俺も軍事面では、それなりに働くつもりだ。
そうしてひととおりの確認を済ませると、俺はある人物に会いにいった。
「久しぶりだな、王允」
「……」
牢屋の中の王允に話しかけると、ヤツは無言で顔をこちらに向ける。
血走った目で俺をにらみつけるあたり、まだ心は折れていないようだ。
「なぜこんなことをした?」
「……なぜだと? 逆に聞くが、お前は以前の形が正しいと思っていたのか?」
「別に問題はなかったと思うがな」
「馬鹿なっ! 董卓なぞという田舎者がふんぞり返って、天子さまをないがしろにする状態が、正しいはずがないっ!」
王允はつばを飛ばして、まくし立てる。
「たしかに董卓が主導していたが、天子さまをないがしろにしてたわけじゃない。彼はむしろ、この漢朝を建て直そうとがんばっていたと思うがな」
「そんなはずがないっ! ヤツは政治を壟断し、私欲の限りを尽くしていたのだ! 私はそんな奸臣に、天誅を下したに過ぎない!」
「……聞く耳なんかないってか。まあ、お前の運命はもう、決まっている。

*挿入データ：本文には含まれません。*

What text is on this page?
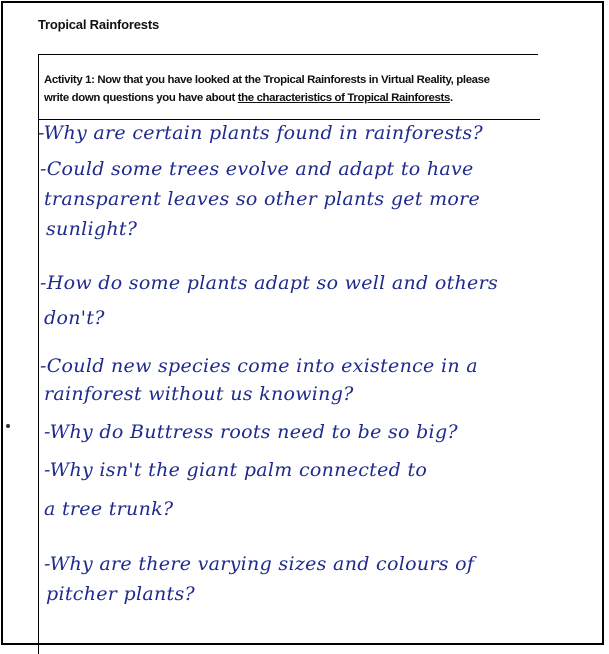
Tropical Rainforests
Activity 1: Now that you have looked at the Tropical Rainforests in Virtual Reality, please
write down questions you have about the characteristics of Tropical Rainforests.
-Why are certain plants found in rainforests?
-Could some trees evolve and adapt to have
transparent leaves so other plants get more
sunlight?
-How do some plants adapt so well and others
don't?
-Could new species come into existence in a
rainforest without us knowing?
-Why do Buttress roots need to be so big?
-Why isn't the giant palm connected to
a tree trunk?
-Why are there varying sizes and colours of
pitcher plants?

せいぜい、敵の情報でも喋るんだな」
「私は何も漏らさんぞ!」
「がんばれ。ああ、それと董卓は生きてるからな」
「なんだとっ! おい、ちょっと待て!」
大きく動揺する王允を無視し、俺は牢を後にする。
その後、拷問でいくらかの情報をもたらした王允は、人知れず処刑された。
しかしそれは新たな動乱の、序盤のひと幕にすぎなかった。